Misclassifying a glacial till as a well-graded sand because someone skipped the hydrometer test is a classic mistake on Brantford construction sites. The difference between a silt and a clay fraction dictates everything from frost susceptibility to compaction behavior, and without the full curve from coarse gravel down to colloidal clay, you are essentially designing blind. Our laboratory generates complete particle size distributions using both mechanical sieving and hydrometer sedimentation, aligned with ASTM D422 and D6913 protocols. For projects near the Grand River where fluvial deposits alternate between gravel lenses and soft silts, we often couple the grain size analysis with an Atterberg limits evaluation to confirm plasticity characteristics that the gradation curve alone cannot reveal. The result is a defensible USCS classification that holds up under third-party review and eliminates costly rework from unexpected fill behavior.
A gradation curve without the hydrometer tail is just half the story—especially in Brantford tills where the silt-clay fraction controls frost behavior.
Methodology and scope
Local considerations
Brantford's industrial expansion along the Grand River corridor throughout the 20th century left a legacy of heterogeneous fill zones—old mill foundations, buried rail spurs, and undocumented backfill—that now underlie redevelopment parcels in the downtown core and Eagle Place. Encountering a pocket of poorly graded sand with zero fines beneath a proposed footing, directly adjacent to a silt-rich matrix, creates differential settlement conditions that standard bearing capacity checks can miss. Grain size analysis becomes the forensic tool that identifies these transitions before concrete is placed. Without hydrometer data, a contractor risks misidentifying a frost-susceptible silt as a non-frost-susceptible fine sand, leading to subgrade heave that manifests in the first spring thaw. The cost of a laboratory particle size distribution is negligible compared to ripping out heaved pavement or underpinning a settled foundation on the north side of town where the water table sits within two metres of grade.
Applicable standards
ASTM D6913-04 (2017): Standard Test Methods for Particle-Size Distribution of Soils Using Sieve Analysis, ASTM D7928-21: Standard Test Method for Particle-Size Distribution of Fine-Grained Soils Using the Sedimentation (Hydrometer) Analysis, ASTM D2487-17: Standard Practice for Classification of Soils for Engineering Purposes (USCS), MTO OPSS 1010: Material Specification for Aggregates – Base, Subbase, Select Subgrade, and Backfill Material
Associated technical services
Combined Sieve and Hydrometer
The complete package for Brantford glacial tills and alluvial soils.

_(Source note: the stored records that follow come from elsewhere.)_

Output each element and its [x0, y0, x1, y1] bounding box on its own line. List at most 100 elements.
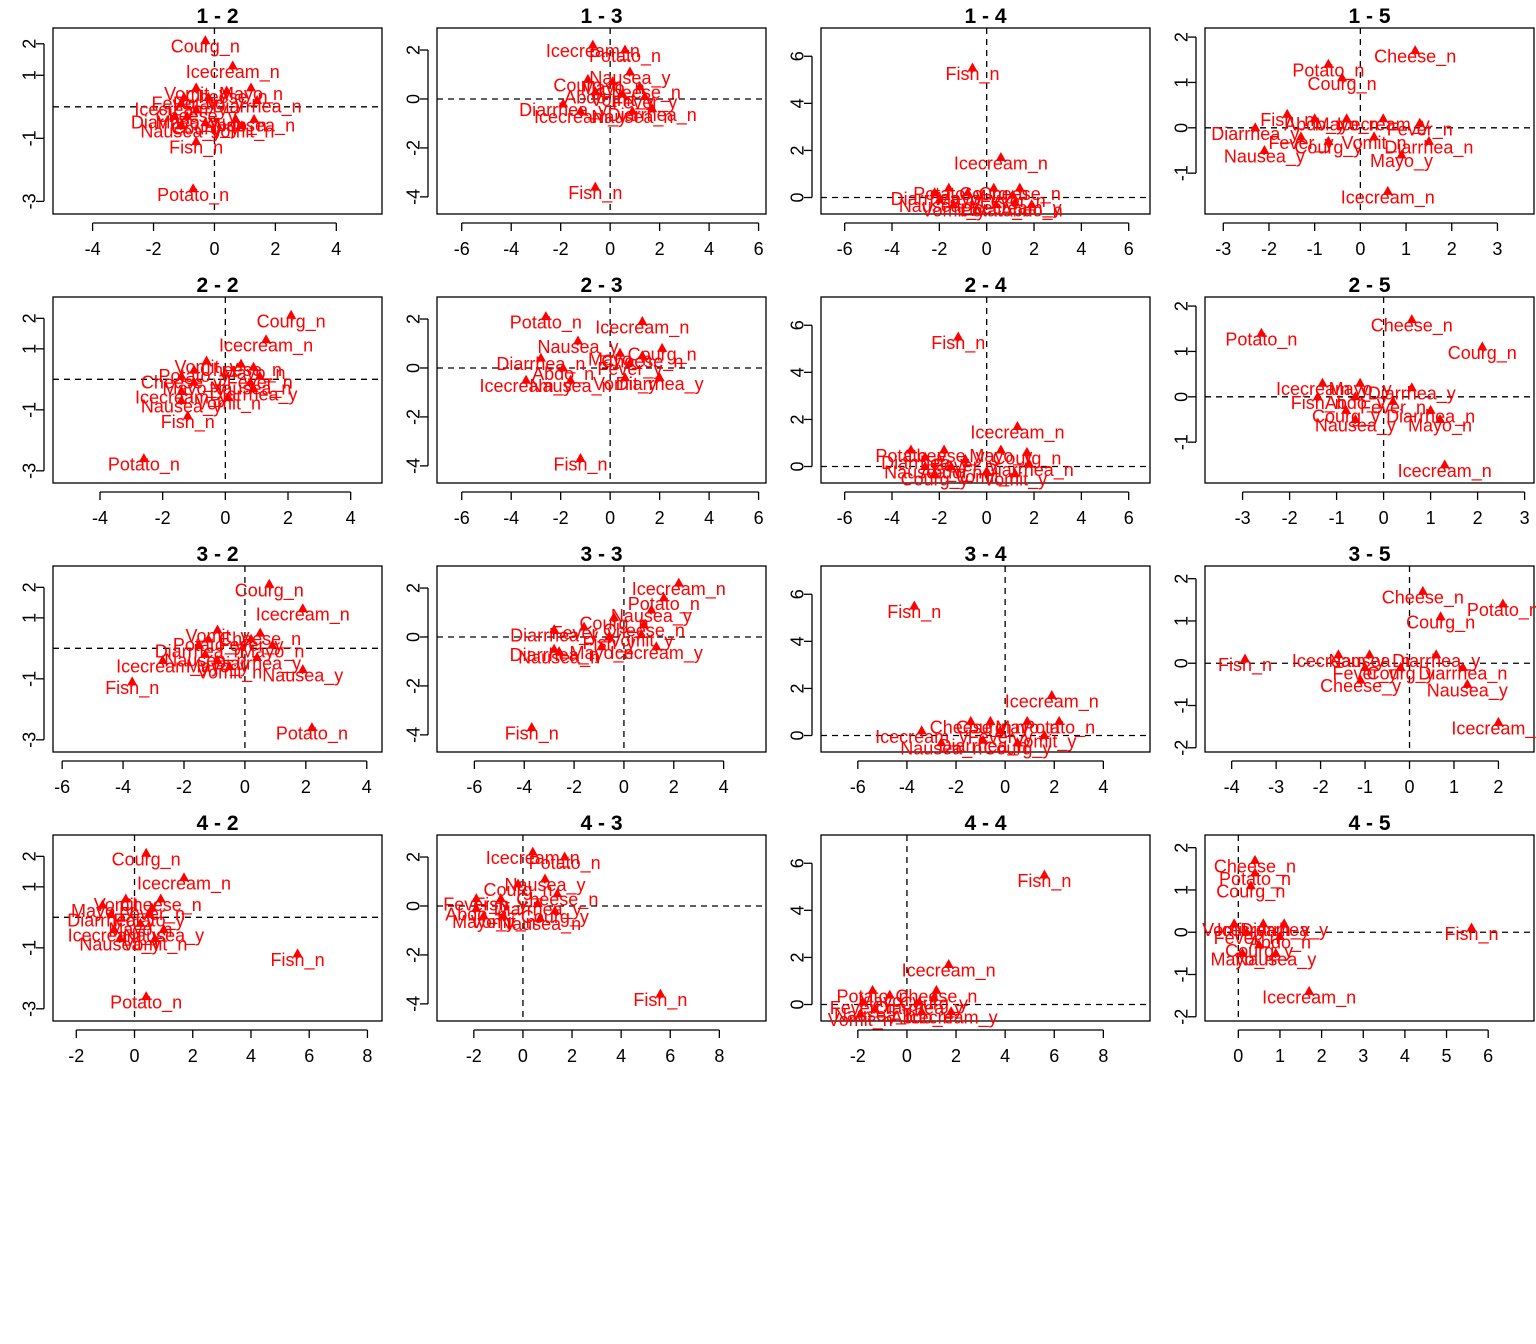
panel-title: 3 - 2: [196, 543, 238, 566]
x-tick-label: 4: [246, 1046, 256, 1066]
y-axis: -3 -1 1 2: [19, 851, 45, 1017]
point-marker: [1022, 715, 1033, 725]
point-label: Diarrhea_n: [1384, 137, 1473, 158]
y-tick-label: -1: [19, 130, 39, 146]
point-label: Mayo_y: [1329, 379, 1392, 400]
point-label: Icecream_n: [954, 153, 1048, 174]
point-label: Nausea_y: [1427, 680, 1508, 701]
point-marker: [1054, 715, 1065, 725]
point-marker: [261, 334, 272, 344]
x-axis: -4 -3 -2 -1 0 1 2: [1224, 760, 1503, 797]
point-label: Nausea_y: [611, 606, 692, 627]
point-marker: [637, 350, 648, 360]
point-label: Nausea_y: [899, 196, 980, 217]
y-tick-label: 2: [1171, 843, 1191, 853]
point-label: Mayo_y: [1370, 151, 1433, 172]
points-group: Cheese_nPotato_nCourg_nIcecream_yMayo_yD…: [1225, 314, 1517, 482]
x-tick-label: -4: [503, 508, 519, 528]
x-tick-label: -3: [1235, 508, 1251, 528]
y-tick-label: 1: [1171, 616, 1191, 626]
point-marker: [620, 44, 630, 54]
point-label: Diarrhea_n: [985, 460, 1074, 481]
x-tick-label: -4: [92, 508, 108, 528]
point-marker: [1493, 716, 1504, 726]
point-marker: [1282, 108, 1293, 118]
panel-title: 3 - 3: [580, 543, 622, 566]
point-label: Diarrhea_y: [519, 100, 607, 121]
panel-2-5: 2 - 5 -3 -2 -1 0 1 2 3 -1 0 1 2 Cheese_n Potato_n Cour…: [1171, 274, 1535, 528]
point-marker: [1026, 199, 1037, 209]
panel-title: 2 - 5: [1348, 274, 1390, 297]
point-marker: [991, 199, 1002, 209]
point-marker: [936, 737, 947, 747]
y-tick-label: 2: [787, 414, 807, 424]
point-marker: [1341, 113, 1352, 123]
point-label: Vomit_n: [1342, 133, 1407, 154]
point-marker: [596, 641, 607, 651]
point-label: Abdo_n: [1249, 932, 1311, 953]
point-marker: [654, 372, 665, 382]
point-marker: [638, 619, 649, 629]
point-marker: [565, 374, 576, 384]
x-tick-label: 2: [1447, 239, 1457, 259]
point-label: Icecream_n: [186, 62, 280, 83]
point-marker: [292, 948, 303, 958]
point-marker: [985, 715, 996, 725]
point-label: Potato_y: [173, 93, 244, 114]
point-marker: [981, 465, 992, 475]
panel-3-5: 3 - 5-4 -3 -2 -1 0 1 2-2-1012Cheese_nPotato_nC…: [1171, 543, 1536, 797]
point-marker: [579, 621, 590, 631]
x-tick-label: 0: [982, 508, 992, 528]
x-tick-label: 6: [1049, 1046, 1059, 1066]
point-marker: [249, 113, 260, 123]
point-label: Cheese_n: [1214, 856, 1296, 877]
x-tick-label: -6: [454, 239, 470, 259]
point-marker: [527, 846, 538, 856]
point-marker: [114, 933, 125, 943]
point-marker: [549, 905, 560, 915]
point-label: Vomit_n: [197, 663, 262, 684]
point-marker: [1337, 72, 1348, 82]
x-tick-label: 8: [362, 1046, 372, 1066]
x-tick-label: -6: [850, 777, 866, 797]
x-tick-label: 4: [1098, 777, 1108, 797]
y-tick-label: 2: [19, 39, 39, 49]
point-marker: [549, 643, 560, 653]
point-label: Courg_n: [235, 580, 304, 601]
point-marker: [1295, 131, 1306, 141]
x-axis: -6 -4 -2 0 2 4 6: [454, 222, 764, 259]
point-marker: [1249, 854, 1260, 864]
point-label: Fish_n: [945, 64, 999, 85]
point-marker: [1039, 869, 1050, 879]
y-tick-label: 0: [1171, 123, 1191, 133]
x-tick-label: -4: [503, 239, 519, 259]
y-axis: -1 0 1 2: [1171, 301, 1197, 450]
point-marker: [191, 104, 202, 114]
y-tick-label: 4: [787, 98, 807, 108]
point-label: Mayo_n: [222, 363, 286, 384]
point-marker: [1410, 45, 1421, 55]
point-marker: [1423, 135, 1434, 145]
x-tick-label: -2: [1261, 239, 1277, 259]
point-marker: [176, 395, 187, 405]
x-axis: -6 -4 -2 0 2 4 6: [837, 222, 1134, 259]
x-tick-label: -2: [931, 239, 947, 259]
point-label: Nausea_y: [504, 875, 585, 896]
panel-title: 1 - 3: [580, 5, 622, 28]
x-axis: -2 0 2 4 6 8: [850, 1029, 1108, 1066]
x-axis: -6 -4 -2 0 2 4: [54, 760, 372, 797]
point-label: Potato_n: [1292, 60, 1364, 81]
point-label: Mayo_n: [1315, 115, 1379, 136]
point-label: Courg_n: [1406, 613, 1475, 634]
point-marker: [1439, 459, 1450, 469]
y-tick-label: 2: [787, 683, 807, 693]
x-tick-label: 3: [1492, 239, 1502, 259]
point-marker: [575, 453, 586, 463]
points-group: Cheese_nPotato_nCourg_nVomit_yIcecream_y…: [1202, 854, 1499, 1008]
point-label: Vomit_n: [196, 394, 261, 415]
point-marker: [646, 604, 657, 614]
point-marker: [141, 991, 152, 1001]
point-label: Diarrhea_y: [494, 900, 582, 921]
point-marker: [620, 372, 630, 382]
point-marker: [1477, 341, 1488, 351]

Dry sieving from 75 mm down to the No. 200 sieve, followed by hydrometer sedimentation on the minus-200 fraction. Delivers the continuous curve that geotechnical reports require for foundation design and subgrade classification.
Wash Sieve Analysis
Targeted analysis for granular materials where the fines content is the primary concern. We wash the sample over the No. 200 sieve, oven-dry both retained and passing fractions, and report the precise percentage of silt and clay. Ideal for OPSS 1010 aggregate compliance testing in Brantford road construction projects.
Rapid Hydrometer Screening
When drill logs show a borderline silt-clay transition, we run an expedited hydrometer analysis on the minus-75 μm fraction to confirm the USCS classification without the full coarse sieve suite. Useful for trench backfill verification and utility bedding assessments where clay content limits apply.
Typical parameters
Frequently asked questions
What does a combined sieve and hydrometer test cost for a Brantford project?
A complete combined analysis—mechanical sieving plus hydrometer sedimentation on the fines fraction—typically ranges from CA$140 to CA$270 per sample, depending on the gradation complexity and whether wash sieving is required for materials with high silt content. Turnaround is generally three to five business days from sample receipt.
Why is the hydrometer portion necessary for Brantford glacial till?
Port Stanley Till commonly exhibits 30 to 50 percent passing the No. 200 sieve, meaning nearly half the soil mass consists of silt and clay-sized particles. Without hydrometer sedimentation, you cannot quantify the silt-clay ratio, which directly governs permeability, frost susceptibility per MTO OPSS 1010, and the final USCS classification. Sieve-only analysis on these materials produces an incomplete and potentially misleading gradation curve.
How are the results reported and can you classify the soil?
Each report includes a semi-logarithmic gradation plot with D-values (D10, D30, D50, D60, D90), coefficients of uniformity and curvature, a tabulated data set showing percent passing by sieve size, and the USCS classification per ASTM D2487. We also note whether the material is frost-susceptible under Ontario standards, which is critical for Brantford subgrade design given local frost penetration depths around 1.2 metres.